On 2015-04-25 14:34, Solar Designer wrote:
>> Benchmarking: NT [MD4 32/64]... DONE
>> Raw:	3509K c/s real, 3509K c/s virtual
>
> No MIC code for it yet?

You mean hand crafted assembler? If not I can't see what would be the 
point considering we have NT2. This format is obsolete for AVX2 builds 
too (NT2 benches nearly 100M). I think we might want to phase it out (at 
least rename it to nt-sse2 or something) in favor of NT2 (which I'd 
prefer to have as "NT" from now on). That is, unless someone actually 
adds stuff to the assembler code soon.

>> Benchmarking: nt2, NT [MD4 512/512 MIC 16x]... DONE
>> Raw:	4907K c/s real, 4907K c/s virtual
>
> Very little improvement relative to the "NT" format.  I expected more of
> a difference.  Perhaps this will be seen with --fork=240.  I guess the
> SIMD instructions have higher latency, so impact the case of running
> only one thread/core more.  Need to run 4 threads/core here.

I suppose that also means bumping the interleaving factors will make a 
whole lot of difference, more than we're used to.

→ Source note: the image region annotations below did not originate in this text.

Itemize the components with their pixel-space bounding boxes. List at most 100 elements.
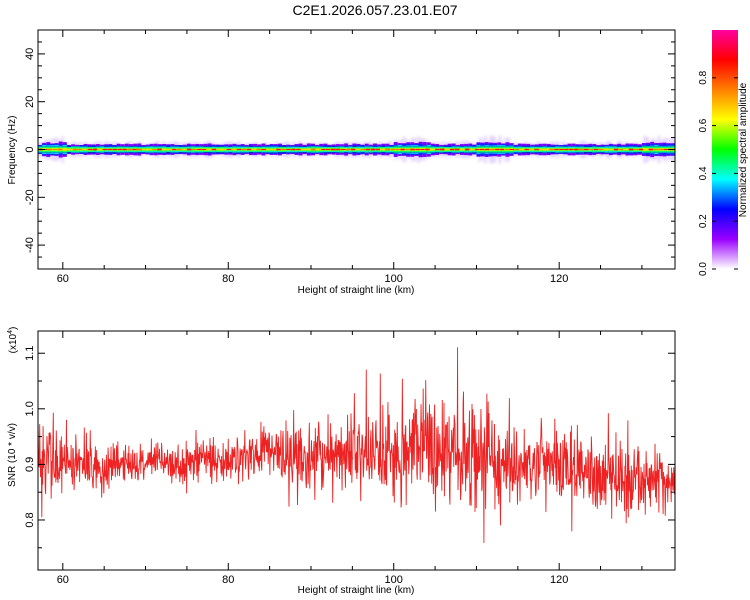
spectrogram-cell [380,148,385,151]
spectrogram-cell [320,148,326,151]
spectrogram-cell [430,148,435,151]
spectrogram-cell [608,148,614,151]
spectrogram-cell [569,148,574,151]
snr-y-unit: (x104) [7,327,19,354]
spectrogram-cell [534,148,539,151]
spectrogram-cell [127,148,132,151]
spectrogram-cell [628,148,634,151]
spectrogram-cell [291,148,296,151]
snr-line-layer [38,347,675,543]
colorbar-swatch [712,30,738,269]
spectrogram-cell [137,148,142,151]
spectrogram-cell [266,148,271,151]
spectrogram-cell [281,148,286,151]
spectrogram-cell [519,148,524,151]
spectrogram-cell [82,148,88,151]
spectrogram-x-label: Height of straight line (km) [298,285,415,296]
spectrogram-x-tick-label: 120 [550,273,568,285]
colorbar: 0.0 0.2 0.4 0.6 0.8 Normalized spectral ampl… [698,30,749,276]
snr-ticks: 60 80 100 120 0.8 0.9 1.0 1.1 [24,331,675,586]
spectrogram-panel: 60 80 100 120 -40 -20 0 20 40 Height of straight… [7,29,676,296]
spectrogram-cell [325,148,331,151]
spectrogram-cell [385,148,390,151]
spectrogram-cell [231,148,237,151]
spectrogram-cell [77,149,83,150]
spectrogram-cell [638,148,644,151]
spectrogram-cell [256,148,261,151]
spectrogram-cell [643,148,649,151]
spectrogram-cell [350,148,356,151]
spectrogram-heatmap [38,135,675,164]
spectrogram-cell [633,148,639,151]
spectrogram-cell [469,148,475,151]
spectrogram-cell [375,148,381,151]
spectrogram-cell [117,148,122,151]
spectrogram-cell [311,148,316,151]
spectrogram-cell [92,148,98,151]
spectrogram-cell [564,148,569,151]
spectrogram-cell [315,148,321,151]
spectrogram-cell [459,148,465,151]
spectrogram-cell [251,148,256,151]
spectrogram-cell [172,148,177,151]
spectrogram-cell [286,148,291,151]
spectrogram-cell [226,148,232,151]
spectrogram-cell [152,148,157,151]
spectrogram-cell [544,148,549,151]
spectrogram-y-tick-label: 0 [24,146,36,152]
spectrogram-cell [489,148,495,151]
spectrogram-cell [425,148,430,151]
spectrogram-cell [211,148,217,151]
spectrogram-cell [206,148,212,151]
spectrogram-cell [167,148,172,151]
spectrogram-cell [663,148,668,151]
spectrogram-cell [598,148,604,151]
spectrogram-cell [410,148,415,151]
spectrogram-cell [648,148,654,151]
spectrogram-cell [579,148,584,151]
spectrogram-cell [112,148,117,151]
spectrogram-cell [474,148,480,151]
spectrogram-cell [445,149,450,150]
spectrogram-cell [276,148,281,151]
spectrogram-cell [87,148,93,151]
spectrogram-y-tick-label: 40 [24,48,36,60]
spectrogram-cell [395,148,400,151]
snr-x-tick-label: 60 [57,574,69,586]
spectrogram-cell [306,148,311,151]
spectrogram-cell [370,148,376,151]
spectrogram-cell [529,148,534,151]
snr-x-tick-label: 120 [550,574,568,586]
spectrogram-cell [524,148,529,151]
colorbar-ticks: 0.0 0.2 0.4 0.6 0.8 [698,70,738,276]
spectrogram-cell [301,148,306,151]
spectrogram-cell [196,149,202,150]
spectrogram-cell [176,148,182,151]
snr-y-label: SNR (10 * v/v) [7,423,18,487]
spectrogram-cell [261,148,266,151]
spectrogram-cell [72,148,78,151]
spectrogram-cell [593,148,599,151]
spectrogram-cell [658,148,663,151]
spectrogram-cell [157,148,162,151]
spectrogram-cell [52,148,58,151]
colorbar-tick-label: 0.8 [698,70,709,84]
spectrogram-cell [132,148,137,151]
spectrogram-cell [504,149,510,150]
spectrogram-cell [603,148,609,151]
spectrogram-cell [57,148,63,151]
spectrogram-cell [296,148,301,151]
spectrogram-cell [559,148,564,151]
spectrogram-x-tick-label: 80 [222,273,234,285]
spectrogram-cell [623,148,629,151]
spectrogram-cell [67,148,73,151]
spectrogram-cell [271,148,276,151]
colorbar-tick-label: 0.4 [698,166,709,180]
spectrogram-cell [47,148,53,151]
colorbar-tick-label: 0.0 [698,262,709,276]
spectrogram-cell [415,148,420,151]
spectrogram-cell [405,148,410,151]
spectrogram-cell [62,148,68,151]
spectrogram-cell [345,148,351,151]
spectrogram-cell [588,149,594,150]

Considering this run 
was without ANY interleaving I'm curious what results we'll see.

I don't really have a good understanding of the MIC. Is there only 60 
real cores? Is there some kind of HT involved too or why is it 240 
threads by default? Is it more like 60 real quad-cores but with some 
bottlenecks between them?

BTW I think we (at least I) have always established the interleaving 
factors by benching a non-OpenMP build. Not sure if that's sensible here.